June 20, 2019
by Dan Abel
Observing what happens when your users interact with your software keep you from disaster, allowing your users to keep working and you to keep shipping.
At Tes we capture what happens when our users interact with our services. We set expectations on outcomes. This means we know when our users can't reach their goals. It also means we can act fast to fix problems.
In this blog post I'll show how alerts help with this and how we make this a team-focused activity.
Observability is key to supporting your applications and users if you want to be shipping often, experimenting and learning. Mistakes will be made, networks are not perfect, and your code, integrations and users will surprise you.
Dashboards can be really useful for deep dives, problem solving and managing launch days, but long term, they don't cut it. Your team will need monitors and alerting.
But alerts can also let you down if you don't treat them right.
You can monitor many different things such as HTTP status codes and application events, but an alert should be there to highlight something unexpected or unwanted. More than that it should be unusual. The system has failed and it's time for action!
If your alerts are firing all the time either your team will be doing nothing but fixing issues or beginning to treat them as noise. It's well worth understanding the root causes of your issues so you can get some quiet to do new things.
However if some alerts are becoming noise, you risk critical issues being ignored. Your alerts need to be thinned out and managed.
Untended alerts can be like an unloved garden. Untended, they can overgrow their space and crowd out what's important. Alerts that have fulfilled their purpose need grubbing up, those taking up too much space need pruning, and confusing alerts need weeding out.
When an alert fires, it's well worth evaluating the importance and value and tuning it so it's telling you the right thing at the right time.
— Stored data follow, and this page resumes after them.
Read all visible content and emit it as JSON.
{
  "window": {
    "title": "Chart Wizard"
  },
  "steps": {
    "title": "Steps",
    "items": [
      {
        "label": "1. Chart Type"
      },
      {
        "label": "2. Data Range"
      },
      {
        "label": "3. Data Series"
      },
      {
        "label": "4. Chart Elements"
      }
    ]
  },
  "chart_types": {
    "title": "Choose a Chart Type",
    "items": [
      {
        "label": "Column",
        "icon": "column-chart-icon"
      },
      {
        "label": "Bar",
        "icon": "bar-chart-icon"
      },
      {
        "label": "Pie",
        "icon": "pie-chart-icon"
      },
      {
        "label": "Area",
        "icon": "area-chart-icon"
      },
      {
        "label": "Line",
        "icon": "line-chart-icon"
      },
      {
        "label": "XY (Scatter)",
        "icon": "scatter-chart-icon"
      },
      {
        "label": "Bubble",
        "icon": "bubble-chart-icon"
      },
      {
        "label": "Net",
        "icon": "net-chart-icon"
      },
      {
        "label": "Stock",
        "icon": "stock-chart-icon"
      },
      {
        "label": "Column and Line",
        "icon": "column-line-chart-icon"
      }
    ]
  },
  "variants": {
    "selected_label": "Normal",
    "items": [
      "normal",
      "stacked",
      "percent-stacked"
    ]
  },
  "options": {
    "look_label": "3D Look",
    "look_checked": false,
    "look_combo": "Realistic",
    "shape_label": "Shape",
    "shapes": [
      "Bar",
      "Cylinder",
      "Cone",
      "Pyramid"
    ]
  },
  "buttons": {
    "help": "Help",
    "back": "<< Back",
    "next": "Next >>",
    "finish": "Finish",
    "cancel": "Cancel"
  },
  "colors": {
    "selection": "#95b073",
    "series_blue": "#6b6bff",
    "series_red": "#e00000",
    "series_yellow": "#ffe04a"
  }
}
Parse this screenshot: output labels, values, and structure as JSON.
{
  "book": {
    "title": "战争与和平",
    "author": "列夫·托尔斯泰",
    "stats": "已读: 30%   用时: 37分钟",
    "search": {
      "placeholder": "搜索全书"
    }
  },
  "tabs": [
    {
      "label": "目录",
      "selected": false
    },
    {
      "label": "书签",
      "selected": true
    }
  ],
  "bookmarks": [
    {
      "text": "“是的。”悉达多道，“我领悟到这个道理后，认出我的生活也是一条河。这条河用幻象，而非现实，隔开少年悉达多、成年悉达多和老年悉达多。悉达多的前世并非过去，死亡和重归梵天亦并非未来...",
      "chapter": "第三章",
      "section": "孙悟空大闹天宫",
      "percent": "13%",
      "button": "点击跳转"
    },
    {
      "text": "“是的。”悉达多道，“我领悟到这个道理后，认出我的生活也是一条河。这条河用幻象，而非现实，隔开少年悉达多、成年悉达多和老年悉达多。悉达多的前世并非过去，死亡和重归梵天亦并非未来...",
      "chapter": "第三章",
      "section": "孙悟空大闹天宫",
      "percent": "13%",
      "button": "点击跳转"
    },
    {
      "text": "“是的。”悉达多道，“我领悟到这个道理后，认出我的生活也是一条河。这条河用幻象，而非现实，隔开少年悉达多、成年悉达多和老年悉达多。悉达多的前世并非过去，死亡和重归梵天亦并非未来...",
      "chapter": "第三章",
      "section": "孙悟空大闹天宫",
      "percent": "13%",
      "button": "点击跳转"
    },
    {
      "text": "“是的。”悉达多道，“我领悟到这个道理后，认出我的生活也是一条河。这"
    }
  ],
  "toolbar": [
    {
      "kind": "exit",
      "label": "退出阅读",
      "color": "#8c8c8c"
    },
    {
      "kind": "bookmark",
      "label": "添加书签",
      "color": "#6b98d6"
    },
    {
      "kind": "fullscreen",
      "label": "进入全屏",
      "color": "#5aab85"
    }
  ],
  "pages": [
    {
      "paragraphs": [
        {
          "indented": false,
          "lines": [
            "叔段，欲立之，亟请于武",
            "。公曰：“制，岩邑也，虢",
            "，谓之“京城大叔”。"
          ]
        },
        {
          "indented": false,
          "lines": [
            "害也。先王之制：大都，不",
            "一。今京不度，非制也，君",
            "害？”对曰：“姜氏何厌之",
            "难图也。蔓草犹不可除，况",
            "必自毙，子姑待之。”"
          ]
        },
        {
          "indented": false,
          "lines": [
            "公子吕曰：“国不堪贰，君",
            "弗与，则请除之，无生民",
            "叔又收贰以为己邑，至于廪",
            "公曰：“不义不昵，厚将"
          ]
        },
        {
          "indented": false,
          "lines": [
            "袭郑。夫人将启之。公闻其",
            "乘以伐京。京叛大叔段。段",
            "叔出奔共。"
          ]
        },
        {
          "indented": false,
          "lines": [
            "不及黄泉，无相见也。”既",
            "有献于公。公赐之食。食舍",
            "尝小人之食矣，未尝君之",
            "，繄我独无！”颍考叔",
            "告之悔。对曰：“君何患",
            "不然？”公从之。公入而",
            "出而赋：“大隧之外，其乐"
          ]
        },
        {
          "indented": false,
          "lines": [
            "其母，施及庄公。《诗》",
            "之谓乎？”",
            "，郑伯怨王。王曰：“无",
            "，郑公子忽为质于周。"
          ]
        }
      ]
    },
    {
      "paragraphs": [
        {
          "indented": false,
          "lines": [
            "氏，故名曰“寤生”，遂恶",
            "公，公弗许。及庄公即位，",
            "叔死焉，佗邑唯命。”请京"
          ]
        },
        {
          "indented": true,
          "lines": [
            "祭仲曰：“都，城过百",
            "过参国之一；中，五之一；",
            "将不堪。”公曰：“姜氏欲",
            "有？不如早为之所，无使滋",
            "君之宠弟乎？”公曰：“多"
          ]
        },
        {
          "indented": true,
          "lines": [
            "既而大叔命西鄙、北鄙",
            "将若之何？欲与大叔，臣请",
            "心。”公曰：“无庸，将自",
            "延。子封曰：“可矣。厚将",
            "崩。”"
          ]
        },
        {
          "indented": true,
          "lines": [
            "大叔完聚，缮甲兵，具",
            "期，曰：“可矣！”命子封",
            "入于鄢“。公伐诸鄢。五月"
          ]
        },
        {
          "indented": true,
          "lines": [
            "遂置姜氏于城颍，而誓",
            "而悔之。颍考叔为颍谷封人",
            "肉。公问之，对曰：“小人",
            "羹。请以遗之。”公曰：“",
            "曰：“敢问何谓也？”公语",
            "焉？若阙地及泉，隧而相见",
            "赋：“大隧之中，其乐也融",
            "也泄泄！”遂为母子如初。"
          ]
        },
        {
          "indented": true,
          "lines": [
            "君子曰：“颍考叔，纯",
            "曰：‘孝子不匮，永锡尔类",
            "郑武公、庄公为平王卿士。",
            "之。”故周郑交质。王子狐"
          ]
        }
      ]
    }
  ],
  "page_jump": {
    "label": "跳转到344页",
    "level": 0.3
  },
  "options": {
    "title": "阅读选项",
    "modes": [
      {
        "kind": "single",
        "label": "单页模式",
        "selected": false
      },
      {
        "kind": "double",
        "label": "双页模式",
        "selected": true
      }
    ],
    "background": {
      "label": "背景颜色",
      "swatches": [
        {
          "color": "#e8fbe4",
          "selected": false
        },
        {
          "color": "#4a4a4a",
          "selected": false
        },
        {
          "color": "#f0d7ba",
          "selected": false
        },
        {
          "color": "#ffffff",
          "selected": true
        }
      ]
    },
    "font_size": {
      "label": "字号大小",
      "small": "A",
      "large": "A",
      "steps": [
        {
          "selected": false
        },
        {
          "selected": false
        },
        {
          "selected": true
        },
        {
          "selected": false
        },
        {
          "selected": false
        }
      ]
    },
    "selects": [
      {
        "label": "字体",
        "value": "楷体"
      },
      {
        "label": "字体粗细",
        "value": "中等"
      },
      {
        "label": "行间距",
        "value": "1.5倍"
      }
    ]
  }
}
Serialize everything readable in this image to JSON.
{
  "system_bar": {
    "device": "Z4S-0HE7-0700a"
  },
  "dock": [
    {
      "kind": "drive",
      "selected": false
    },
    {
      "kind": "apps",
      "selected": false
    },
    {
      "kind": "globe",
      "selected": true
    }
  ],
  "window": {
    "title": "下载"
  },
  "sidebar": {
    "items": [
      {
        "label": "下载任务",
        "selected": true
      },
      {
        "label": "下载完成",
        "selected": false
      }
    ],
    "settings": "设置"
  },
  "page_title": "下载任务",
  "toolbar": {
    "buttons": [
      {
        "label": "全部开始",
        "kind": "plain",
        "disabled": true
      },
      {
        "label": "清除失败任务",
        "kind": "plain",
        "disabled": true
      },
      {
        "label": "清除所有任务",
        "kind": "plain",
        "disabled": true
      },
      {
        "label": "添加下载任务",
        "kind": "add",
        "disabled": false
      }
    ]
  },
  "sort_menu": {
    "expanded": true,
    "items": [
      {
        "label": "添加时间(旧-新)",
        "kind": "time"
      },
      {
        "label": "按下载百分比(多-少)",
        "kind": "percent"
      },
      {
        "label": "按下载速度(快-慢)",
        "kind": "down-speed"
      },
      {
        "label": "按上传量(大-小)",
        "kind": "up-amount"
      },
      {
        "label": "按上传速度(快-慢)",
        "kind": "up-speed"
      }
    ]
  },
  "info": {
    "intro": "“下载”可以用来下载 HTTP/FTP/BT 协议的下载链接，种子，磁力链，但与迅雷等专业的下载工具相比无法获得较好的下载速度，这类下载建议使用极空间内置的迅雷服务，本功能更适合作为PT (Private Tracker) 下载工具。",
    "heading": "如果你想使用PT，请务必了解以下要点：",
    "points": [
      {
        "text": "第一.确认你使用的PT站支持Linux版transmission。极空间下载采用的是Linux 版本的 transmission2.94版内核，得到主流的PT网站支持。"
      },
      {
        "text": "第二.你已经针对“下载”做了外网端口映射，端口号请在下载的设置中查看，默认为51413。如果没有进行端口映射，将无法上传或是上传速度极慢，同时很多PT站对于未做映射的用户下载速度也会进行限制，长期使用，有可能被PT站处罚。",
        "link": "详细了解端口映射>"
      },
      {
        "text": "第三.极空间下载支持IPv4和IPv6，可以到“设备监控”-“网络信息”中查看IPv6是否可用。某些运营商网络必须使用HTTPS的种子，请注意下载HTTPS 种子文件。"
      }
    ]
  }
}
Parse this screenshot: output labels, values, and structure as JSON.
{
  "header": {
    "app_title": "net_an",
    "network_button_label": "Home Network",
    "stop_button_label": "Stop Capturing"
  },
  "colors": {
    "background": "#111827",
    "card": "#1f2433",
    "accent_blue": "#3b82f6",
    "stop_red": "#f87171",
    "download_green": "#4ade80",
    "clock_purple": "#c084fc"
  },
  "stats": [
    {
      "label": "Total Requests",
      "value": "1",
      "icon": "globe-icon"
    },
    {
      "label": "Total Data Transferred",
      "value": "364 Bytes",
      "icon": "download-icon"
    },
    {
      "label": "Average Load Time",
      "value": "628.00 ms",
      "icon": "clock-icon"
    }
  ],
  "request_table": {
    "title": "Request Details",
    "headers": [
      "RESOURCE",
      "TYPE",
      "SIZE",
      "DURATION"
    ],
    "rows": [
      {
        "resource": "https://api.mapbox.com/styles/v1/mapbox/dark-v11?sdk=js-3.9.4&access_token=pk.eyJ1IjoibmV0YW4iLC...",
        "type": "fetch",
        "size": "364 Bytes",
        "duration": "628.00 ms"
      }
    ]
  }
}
Likely you need to review how sensitive your alerts are, and if they are right for the team.
We want to work in a world where alerts fire infrequently. So how does a team use what it learns to become more effective in dealing with issues?
The answer can lie in the alert message where a team can leave notes for the future.
Don’t expect everyone on your team to be experts in every part of the system they look after. For action to be taken an alert needs to be clear about:
The example below first makes a statement of what the alert is about. It then gives us links to filtered log queries to get more information.
Importantly it contains a link to a wiki page for further info. This page may start brief, but it will often get filled in as people learn more about the alert and we build tools to help us fix issues, leading to a knowledge base on the root causes of the problem.
Critically it has a call to action, making clear who it might affect and what we might need to do.
The job of caring for our services and our users should be done as a team. Your team might have a rota for user issues or something less formal, but who ever is 'on call' should be taking point, not be working in isolation. Their job is to look into the issue and report back to the team, where that new knowledge can be put to best use. It might be a short update, or it might be a discussion, but it should lead to new team understanding, tweaks to the monitor and it may drive additional work for the future to make the alert not be needed at all.
Managing the live service should not be a chore. It's a key point of experience, learning, and assistance to help your users solve their problem or get a thing done. It should be at the heart of what you do. A great team attitude to monitoring can really help with that.